Plus souriantes, en dépit de passages plus ou moins introspectifs, l’hommage à Mozart que constituent les Variations Rococo pour violoncelle et orchestre de Tchaïkovski ont été remarquablement servies par la violoncelliste russe vivant à Paris Anastasia Kobekina aux sonorités larges, tour à tour brillantes et feutrées, d’une musicalité extrême servie par une technique infaillible auquel l’orchestre dirigé avec allant par Pierre Bleuse a serti un écrin chamarré. En bis, la soliste a été rejointe par sa sœur pianiste mais jouant ce soir-là des castagnettes pour un joyeux Fandango de Luigi Boccherini, où la violoncelliste traite son instrument telle une guitare (il s’agit d’une transcription d’un passage du quintette avec guitare) tout en tapant du pied tandis qu’elle joue de son archet avec une vélocité hallucinante. La seconde partie de ce concert de clôture était entièrement occupée par l’ultime symphonie de Tchaïkovski, la Sixième en si mineur « Pathétique » op. 74, l’une des pages du genre les plus populaires du répertoire. Avec ses deux mouvements vifs encadrés par deux adagios, sa structure annonce celle de la Neuvième Symphonie de Mahler, aux climats plus ou moins comparables. Mais, contrairement à l’effet produit par cette dernière, qui appelle inéluctablement sa conclusion Adagissimo, l’auditeur se laisse tellement porter par le tournoiement fou du second allegro, qu’il en oublie le finale, incapable de réfréner son émotion devant la vitalité foudroyante, la scansion rythmique étourdissante qui emporte cet Allegro molto vivace. Pourtant, la « Pathétique » est en fait une introspection autobiographique entreprise en 1893 qui se présente tel un requiem pour le compositeur-même, comme une prémonition qu’il aurait eue de sa propre mort, poussé au suicide par un scandale privé.

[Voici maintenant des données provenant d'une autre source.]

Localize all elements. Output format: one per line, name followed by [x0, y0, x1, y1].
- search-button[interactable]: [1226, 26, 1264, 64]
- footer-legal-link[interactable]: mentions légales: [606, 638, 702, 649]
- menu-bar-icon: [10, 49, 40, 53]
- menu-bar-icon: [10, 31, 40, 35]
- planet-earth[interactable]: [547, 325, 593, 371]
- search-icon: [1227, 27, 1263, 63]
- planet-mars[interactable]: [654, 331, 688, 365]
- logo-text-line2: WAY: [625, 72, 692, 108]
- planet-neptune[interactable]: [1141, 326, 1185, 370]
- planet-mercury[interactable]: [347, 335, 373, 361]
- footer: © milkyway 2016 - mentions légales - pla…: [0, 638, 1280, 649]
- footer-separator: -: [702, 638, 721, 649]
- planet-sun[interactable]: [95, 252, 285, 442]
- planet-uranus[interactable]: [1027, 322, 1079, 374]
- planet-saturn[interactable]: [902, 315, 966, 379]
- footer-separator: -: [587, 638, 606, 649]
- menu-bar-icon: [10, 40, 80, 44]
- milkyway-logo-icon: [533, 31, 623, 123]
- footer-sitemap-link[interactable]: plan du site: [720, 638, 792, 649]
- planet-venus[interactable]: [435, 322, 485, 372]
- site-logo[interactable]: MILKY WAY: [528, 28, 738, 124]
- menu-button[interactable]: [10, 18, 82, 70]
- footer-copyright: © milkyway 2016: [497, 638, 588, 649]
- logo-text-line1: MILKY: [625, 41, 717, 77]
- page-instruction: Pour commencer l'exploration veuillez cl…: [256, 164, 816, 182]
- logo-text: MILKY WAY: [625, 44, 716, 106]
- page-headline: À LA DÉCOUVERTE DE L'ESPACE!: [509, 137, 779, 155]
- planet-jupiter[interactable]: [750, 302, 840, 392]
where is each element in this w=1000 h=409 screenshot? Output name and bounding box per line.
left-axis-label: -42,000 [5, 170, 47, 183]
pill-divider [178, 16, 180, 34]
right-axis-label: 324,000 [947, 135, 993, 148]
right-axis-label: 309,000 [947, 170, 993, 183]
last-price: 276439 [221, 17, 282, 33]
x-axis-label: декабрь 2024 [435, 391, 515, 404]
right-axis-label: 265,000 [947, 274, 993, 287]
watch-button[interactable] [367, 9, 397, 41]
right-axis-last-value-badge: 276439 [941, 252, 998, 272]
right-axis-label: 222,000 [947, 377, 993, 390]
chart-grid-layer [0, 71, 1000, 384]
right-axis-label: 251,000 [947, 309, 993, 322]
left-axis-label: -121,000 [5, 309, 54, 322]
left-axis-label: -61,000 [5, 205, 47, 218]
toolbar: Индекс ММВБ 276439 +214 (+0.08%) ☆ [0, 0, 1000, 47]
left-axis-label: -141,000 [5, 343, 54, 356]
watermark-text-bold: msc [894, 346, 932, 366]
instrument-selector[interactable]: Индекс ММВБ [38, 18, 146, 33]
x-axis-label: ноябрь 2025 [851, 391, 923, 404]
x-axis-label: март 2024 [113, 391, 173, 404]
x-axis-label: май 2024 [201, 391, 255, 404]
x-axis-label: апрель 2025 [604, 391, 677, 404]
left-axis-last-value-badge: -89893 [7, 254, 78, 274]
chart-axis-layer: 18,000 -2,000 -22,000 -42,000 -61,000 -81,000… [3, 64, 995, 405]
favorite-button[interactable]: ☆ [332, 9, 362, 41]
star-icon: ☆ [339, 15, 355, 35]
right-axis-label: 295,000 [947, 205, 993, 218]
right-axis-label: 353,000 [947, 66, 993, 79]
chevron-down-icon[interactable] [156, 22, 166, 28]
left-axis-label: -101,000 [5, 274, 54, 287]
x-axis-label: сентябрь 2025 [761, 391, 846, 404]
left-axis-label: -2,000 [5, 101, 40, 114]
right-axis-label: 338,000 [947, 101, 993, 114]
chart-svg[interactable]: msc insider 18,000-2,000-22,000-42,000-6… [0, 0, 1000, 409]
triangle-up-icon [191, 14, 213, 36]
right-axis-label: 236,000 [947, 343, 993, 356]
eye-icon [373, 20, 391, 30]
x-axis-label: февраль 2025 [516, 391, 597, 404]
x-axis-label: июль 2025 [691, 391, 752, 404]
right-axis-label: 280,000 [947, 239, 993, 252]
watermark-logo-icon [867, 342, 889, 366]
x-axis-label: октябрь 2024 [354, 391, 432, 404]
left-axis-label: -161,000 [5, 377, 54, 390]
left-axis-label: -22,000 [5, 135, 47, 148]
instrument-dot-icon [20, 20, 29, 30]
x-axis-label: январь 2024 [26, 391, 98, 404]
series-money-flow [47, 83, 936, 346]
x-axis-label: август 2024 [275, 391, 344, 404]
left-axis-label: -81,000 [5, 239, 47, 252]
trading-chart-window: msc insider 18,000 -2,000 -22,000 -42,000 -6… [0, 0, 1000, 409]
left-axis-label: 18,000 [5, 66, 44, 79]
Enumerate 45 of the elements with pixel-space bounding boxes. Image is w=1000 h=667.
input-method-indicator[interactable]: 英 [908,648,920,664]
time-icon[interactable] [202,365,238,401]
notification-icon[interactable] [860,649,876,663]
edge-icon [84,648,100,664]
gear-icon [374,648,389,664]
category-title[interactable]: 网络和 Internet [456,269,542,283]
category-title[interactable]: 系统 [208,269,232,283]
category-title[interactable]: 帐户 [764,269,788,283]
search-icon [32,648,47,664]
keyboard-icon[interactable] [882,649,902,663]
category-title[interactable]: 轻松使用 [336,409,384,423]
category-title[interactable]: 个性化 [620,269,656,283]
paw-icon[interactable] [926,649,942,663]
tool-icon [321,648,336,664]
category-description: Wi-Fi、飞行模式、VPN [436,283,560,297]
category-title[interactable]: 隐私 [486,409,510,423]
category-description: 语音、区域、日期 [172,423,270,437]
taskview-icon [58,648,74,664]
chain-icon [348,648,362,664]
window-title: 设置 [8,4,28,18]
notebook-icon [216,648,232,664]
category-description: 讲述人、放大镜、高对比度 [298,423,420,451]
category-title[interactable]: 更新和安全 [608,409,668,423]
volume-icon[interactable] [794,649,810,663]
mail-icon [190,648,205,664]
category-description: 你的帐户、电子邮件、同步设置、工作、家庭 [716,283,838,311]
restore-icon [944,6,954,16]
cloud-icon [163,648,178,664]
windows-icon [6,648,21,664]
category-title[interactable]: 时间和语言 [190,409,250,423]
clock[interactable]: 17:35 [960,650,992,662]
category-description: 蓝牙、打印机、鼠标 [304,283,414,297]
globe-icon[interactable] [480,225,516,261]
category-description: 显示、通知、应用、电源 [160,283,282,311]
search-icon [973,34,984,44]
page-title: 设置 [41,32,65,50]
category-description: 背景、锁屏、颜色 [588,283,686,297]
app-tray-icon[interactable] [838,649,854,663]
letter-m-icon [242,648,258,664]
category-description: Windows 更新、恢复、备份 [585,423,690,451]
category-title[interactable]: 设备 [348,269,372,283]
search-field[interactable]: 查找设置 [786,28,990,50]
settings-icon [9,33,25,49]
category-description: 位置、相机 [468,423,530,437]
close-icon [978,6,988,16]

Malgré un effectif de cordes réduit, Pierre Bleuse a réussi à donner toutes les couleurs, l’élan, l’énergie vitale d’une course folle vers l’abîme (éblouissant Molto vivace), la nostalgie, les angoisses fiévreuses et la désolation contenus dans cette œuvre déchirante, avec des pupitres solistes d’une dextérité exemplaire, bois et cuivres confondus, tandis que les cordes, à l’exemple des deux contrebasses à quatre cordes (Ivy Wong et Blanche Inacio) qui ont ouvert et conclu magistralement la symphonie entière, ont paru si étoffées, charnelles et fusionnelles qu’elles ont fait oublier leur nombre limité (dix premiers et huit seconds violons, six altos, cinq violoncelles), tandis que Pierre Bleuse a montré combien il a d’affinité avec cette partition si souvent dénigrée par le monde de la création musicale contemporaine.
Bruno Serrou
1) Réalisé entre 1695 et 1699, le
retable de l’église de Prades mesure dix-huit mètres de haut sur treize mètres
de large, tandis que le personnage central, saint Pierre revêtu et porteur de
ses attributs pontificaux, mesure quatre mètres.